Don’t talk work after 9pm – Everyone needs time off and the receptions at festivals are for fun, making new friends and building a community, not just pitching, pitching, pitching or work work work.
I witnessed an over enthusiastic producer at a particularly director friendly festival plying one of the few financiers there with all manner of flyers, dvds and press kits. This was at 11.30pm in a very loud and dark night club, with karaoke blaring in the background. The recipient of these “giveaways” wore the resigned look of a tired Crackerjack contestant. I would bet a small fortune that none of that material they then had to carry back to the hotel ever resulted in helping ANY film get made.
Don’t stalk funders – I’ve heard countless horror stories of funders being pitched to in toilet cubicles. A close friend of mine is a commissioner – We ended up having a code phrase that if uttered meant they needed saving from an unwanted or inappropriate late night pitch.
Don’t make meetings at a festival if the person you need lives in your home town – If they’re busy at the festival you’ll get more achieved and longer to talk if you meet during normal work hours.
Do Karaoke. It’s compulsory
Don’t even attempt eating out in a group of more than 12 if you want to eat in less than 3 hours, it won’t happen.
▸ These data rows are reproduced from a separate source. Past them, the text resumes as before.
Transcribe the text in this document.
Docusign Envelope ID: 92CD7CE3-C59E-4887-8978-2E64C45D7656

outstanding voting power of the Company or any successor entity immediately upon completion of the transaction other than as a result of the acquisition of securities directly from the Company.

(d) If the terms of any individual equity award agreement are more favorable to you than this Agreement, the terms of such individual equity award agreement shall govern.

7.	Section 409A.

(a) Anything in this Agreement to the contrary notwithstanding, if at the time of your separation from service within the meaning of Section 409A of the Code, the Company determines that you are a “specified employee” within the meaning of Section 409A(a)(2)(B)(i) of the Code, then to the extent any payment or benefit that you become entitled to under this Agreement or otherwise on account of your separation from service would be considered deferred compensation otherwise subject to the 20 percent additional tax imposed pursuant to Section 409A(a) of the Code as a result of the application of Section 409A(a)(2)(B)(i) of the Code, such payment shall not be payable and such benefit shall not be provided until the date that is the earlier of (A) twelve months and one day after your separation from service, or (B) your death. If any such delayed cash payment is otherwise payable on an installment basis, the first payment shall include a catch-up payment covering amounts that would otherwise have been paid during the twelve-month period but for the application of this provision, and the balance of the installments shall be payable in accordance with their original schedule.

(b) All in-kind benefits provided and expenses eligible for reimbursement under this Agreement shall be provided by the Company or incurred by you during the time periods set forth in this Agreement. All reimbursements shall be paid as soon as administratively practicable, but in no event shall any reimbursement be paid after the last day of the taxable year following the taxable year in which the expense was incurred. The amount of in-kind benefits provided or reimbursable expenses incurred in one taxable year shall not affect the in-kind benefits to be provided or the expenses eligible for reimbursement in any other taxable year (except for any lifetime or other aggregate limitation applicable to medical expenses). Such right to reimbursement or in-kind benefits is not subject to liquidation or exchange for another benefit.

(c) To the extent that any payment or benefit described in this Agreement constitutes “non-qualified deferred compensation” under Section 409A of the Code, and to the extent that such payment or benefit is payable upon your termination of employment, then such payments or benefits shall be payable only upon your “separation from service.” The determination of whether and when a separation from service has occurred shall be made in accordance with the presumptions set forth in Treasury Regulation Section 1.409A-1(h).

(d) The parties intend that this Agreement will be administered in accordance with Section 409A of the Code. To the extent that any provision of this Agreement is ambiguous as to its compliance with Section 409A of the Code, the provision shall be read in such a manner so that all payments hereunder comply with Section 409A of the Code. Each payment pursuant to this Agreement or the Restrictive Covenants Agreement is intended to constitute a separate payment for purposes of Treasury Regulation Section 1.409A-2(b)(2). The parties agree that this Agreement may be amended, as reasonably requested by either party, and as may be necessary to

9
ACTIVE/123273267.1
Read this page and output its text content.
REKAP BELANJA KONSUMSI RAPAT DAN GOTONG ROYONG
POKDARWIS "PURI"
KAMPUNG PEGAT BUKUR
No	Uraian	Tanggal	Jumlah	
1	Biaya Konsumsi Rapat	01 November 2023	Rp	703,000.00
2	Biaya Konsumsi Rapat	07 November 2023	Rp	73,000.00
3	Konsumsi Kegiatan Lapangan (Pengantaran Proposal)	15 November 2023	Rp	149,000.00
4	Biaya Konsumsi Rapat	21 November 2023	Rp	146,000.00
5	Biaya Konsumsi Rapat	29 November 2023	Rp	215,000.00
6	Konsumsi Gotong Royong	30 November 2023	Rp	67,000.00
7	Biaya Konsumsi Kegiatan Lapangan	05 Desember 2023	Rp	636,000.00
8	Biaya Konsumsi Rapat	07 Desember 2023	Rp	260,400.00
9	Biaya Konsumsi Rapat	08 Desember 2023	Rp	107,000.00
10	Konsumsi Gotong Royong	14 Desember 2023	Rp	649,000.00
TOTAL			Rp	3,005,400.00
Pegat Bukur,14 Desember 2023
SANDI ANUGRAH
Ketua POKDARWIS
Don’t attempt to walk the length of a city from venue to venue in Taxi-only shoes.
Do take with you: blank DVDs to run off dvds and trailers if you need them. Business cards, postcards, pain killers and moisturiser.
Do buy Skype out calls for your iPhone – Much better value for calling internationally if you have access to wifi.
Do put your trailer on your iPhone rather than drag your poor laptop everywhere and do remember headphones.
Do book time in the video teque early to catch up on any films you miss.
Don’t spend all your time in the cinema – I would always take a session or meeting over seeing a film that will likely come to Broadway, the cinema where I am based. However saying that …
… Do remember to watch films – There is nothing like the excitement of a sold out premiere or the opportunity of hearing a director talk about their film in person. Seeing Prodigal Sons, Capturing The Friedmans, I Love Alaska, Four Lions and South (to name a few) have been overwhelming and memorable festival experiences.
Lastly I leave you with the sage words of Mike Steinberg, director of The Big Sky Documentary Film festival:
Don’t ever get two or more of the following: too tired, too drunk, too hungry or too lonely. It will all end in tears.